Le Parfum de l’Invisible de Milo Manara

Milo Manara est certainement l’auteur le plus connu du grand public pour ses BD érotiques. Ses autres BDs, toujours un peu érotisantes, sont nettement moins connues et c’est terriblement dommage (et certaines seront chroniquées plus tard).

Milo Manara Le Parfum de L'Invisible CouvEn bref, Un savant, follement amoureux d’une danseuse étoile, invente une crème rendant totalement invisible.

Pas grand chose à dire sur le récit en particulier, les délires de Manara tiennent bien plus de leur graphismes que de leurs histoires. Mais il soulève bien des choses intéressantes. Ici, le voyeurisme est au coeur de l’intrigue. Et le jeu des 2 protagonistes, Miel et l’inventeur (dont le nom n’a aucun intérêt), place le lecteur dans une farce qui peut prêter à sourire. On est loin d’une franche partie de rigolade, mais il faut dire que c’est léger, mais pas si bête que ça non plus.

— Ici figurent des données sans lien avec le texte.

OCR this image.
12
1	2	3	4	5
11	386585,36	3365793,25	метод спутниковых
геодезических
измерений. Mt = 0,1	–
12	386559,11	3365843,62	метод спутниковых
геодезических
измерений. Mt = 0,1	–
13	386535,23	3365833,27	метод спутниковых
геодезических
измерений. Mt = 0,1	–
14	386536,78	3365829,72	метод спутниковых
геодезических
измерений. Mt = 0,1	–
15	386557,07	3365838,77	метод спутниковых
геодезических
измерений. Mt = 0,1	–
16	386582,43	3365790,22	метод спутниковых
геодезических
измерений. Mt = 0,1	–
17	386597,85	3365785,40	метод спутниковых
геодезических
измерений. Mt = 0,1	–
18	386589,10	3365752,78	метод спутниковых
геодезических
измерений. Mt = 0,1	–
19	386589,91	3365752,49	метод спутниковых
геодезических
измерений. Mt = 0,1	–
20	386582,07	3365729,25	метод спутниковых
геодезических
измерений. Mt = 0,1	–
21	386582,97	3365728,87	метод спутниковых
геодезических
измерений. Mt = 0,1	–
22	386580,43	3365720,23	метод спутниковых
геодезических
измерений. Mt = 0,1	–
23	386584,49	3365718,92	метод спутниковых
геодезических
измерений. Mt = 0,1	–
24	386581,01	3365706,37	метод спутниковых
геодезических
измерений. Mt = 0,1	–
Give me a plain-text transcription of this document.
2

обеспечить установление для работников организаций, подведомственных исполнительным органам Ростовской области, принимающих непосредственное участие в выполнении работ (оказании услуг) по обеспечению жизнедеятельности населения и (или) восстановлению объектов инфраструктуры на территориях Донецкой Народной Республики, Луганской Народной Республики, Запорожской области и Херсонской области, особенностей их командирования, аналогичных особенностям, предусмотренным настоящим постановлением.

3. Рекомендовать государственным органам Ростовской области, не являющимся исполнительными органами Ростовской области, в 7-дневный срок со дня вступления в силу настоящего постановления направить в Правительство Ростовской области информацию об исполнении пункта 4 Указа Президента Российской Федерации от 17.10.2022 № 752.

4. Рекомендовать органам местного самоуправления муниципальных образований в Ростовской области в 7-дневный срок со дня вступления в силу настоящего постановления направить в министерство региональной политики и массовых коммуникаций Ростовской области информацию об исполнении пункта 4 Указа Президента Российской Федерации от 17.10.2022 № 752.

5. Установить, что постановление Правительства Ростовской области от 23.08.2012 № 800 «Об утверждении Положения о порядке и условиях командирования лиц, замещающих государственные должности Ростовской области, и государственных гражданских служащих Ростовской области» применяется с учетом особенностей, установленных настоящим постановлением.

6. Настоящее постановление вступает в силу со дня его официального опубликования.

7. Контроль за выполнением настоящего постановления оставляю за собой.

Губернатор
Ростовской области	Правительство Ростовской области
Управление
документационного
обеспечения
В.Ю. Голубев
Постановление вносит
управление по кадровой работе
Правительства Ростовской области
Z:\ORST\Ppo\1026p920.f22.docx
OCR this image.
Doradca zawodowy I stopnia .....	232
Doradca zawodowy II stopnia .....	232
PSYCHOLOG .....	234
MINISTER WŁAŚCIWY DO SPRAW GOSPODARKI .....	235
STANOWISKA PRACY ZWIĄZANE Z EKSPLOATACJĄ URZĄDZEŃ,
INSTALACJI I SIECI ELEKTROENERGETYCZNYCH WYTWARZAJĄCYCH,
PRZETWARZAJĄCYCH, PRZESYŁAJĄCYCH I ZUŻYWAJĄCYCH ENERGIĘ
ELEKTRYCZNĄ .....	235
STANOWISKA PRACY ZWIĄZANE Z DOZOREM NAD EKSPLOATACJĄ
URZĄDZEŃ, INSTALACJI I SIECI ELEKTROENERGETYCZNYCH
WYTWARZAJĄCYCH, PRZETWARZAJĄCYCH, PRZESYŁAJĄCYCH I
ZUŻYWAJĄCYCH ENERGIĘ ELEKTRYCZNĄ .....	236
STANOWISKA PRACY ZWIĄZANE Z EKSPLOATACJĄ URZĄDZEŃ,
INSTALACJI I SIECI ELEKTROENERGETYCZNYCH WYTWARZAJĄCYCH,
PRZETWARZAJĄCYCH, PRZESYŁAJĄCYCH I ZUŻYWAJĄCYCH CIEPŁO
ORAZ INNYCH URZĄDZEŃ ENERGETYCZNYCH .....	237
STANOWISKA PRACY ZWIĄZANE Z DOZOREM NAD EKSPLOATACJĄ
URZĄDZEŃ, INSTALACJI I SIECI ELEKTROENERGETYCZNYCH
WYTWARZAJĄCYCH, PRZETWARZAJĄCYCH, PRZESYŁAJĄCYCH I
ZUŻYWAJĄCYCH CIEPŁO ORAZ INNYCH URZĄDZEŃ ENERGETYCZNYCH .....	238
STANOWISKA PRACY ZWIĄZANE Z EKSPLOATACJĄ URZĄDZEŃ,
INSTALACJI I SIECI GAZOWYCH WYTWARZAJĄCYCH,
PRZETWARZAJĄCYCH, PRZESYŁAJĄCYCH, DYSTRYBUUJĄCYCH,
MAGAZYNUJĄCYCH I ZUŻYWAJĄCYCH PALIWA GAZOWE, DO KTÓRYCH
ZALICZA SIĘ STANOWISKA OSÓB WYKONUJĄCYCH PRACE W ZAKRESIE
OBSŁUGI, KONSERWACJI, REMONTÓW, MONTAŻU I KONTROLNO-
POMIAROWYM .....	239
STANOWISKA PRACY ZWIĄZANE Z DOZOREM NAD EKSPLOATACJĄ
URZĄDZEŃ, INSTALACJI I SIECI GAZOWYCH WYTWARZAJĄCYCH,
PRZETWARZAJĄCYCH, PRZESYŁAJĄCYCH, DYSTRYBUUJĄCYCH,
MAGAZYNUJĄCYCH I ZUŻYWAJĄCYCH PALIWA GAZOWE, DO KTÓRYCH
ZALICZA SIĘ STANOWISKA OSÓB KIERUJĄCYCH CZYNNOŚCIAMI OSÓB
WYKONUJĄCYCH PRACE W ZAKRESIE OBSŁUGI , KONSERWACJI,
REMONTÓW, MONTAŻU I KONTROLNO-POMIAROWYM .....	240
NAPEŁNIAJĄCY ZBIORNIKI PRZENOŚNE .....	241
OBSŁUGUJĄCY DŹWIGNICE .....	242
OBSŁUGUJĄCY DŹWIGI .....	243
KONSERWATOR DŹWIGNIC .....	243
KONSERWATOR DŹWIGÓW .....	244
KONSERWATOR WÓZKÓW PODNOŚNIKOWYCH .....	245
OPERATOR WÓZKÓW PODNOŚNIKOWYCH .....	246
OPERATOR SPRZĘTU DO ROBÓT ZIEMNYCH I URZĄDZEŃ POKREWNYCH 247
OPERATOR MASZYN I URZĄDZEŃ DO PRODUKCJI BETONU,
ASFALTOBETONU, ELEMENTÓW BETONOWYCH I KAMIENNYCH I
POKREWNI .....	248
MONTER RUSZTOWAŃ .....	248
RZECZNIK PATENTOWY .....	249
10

De la situation simple de départ, Manara exploite superbement les situations que cela engendre et le magnifique pétage de plombs de l’inventeur est dans les annales du parfait amoureux des femmes. Sa désillusion aussi, ce sentiment est, je pense, partagé de tous, l’amoureux transi réalisant que sa « princesse » n’en est pas une.

L’invisibilité de son héros amène le dessinateur à nous dévoiler des scènes (ou plutôt des angles) qu’il ne montre jamais. Je n’en dis pas plus. Mais l’espièglerie de Miel en fait un personnage attachant et son apparition dans le Déclic 2 est encore plus forte.

Le 2e volume est une toute autre histoire se plaçant juste après le 1er. Une voleuse professionnelle veut la découverte de notre inventeur pour ses méfaits. Bien différent dans le récit, il n’en est pas mauvais, juste un cran en dessous. Notre « héros » saura se moquer de la belle. Le finish est somptueux, voire un peu mièvre après la débauche de scènes chaudes. A noter que le format est différent certainement dû à une publication initiale dans un magazine.

On peut reprocher beaucoup de choses à Manara. Les esthètes crieront à la facilité et à le redondance. En effet, Manara dessine très bien une femme qu’il réplique à l’infini, mais QUELLE femme et la multitude de positions et le choix de pose de chaque case est un vrai délice pour les yeux. Enfin, ses histoires sont très peu cérébrales, mais là encore, je le trouve très bons à créer des situations un brin perverses et stimulantes.

Plus que le Déclic, Le Parfum de l’Invisible me semble une porte d’entrée rêvée dans le domaine de la Bd érotique, ni plus ni moins.

– Regardez-moi ça ! Cette salope est en train de mimer parfaitement une pipe!

(Version lue Intégrale Noir et Blanc Drugstore)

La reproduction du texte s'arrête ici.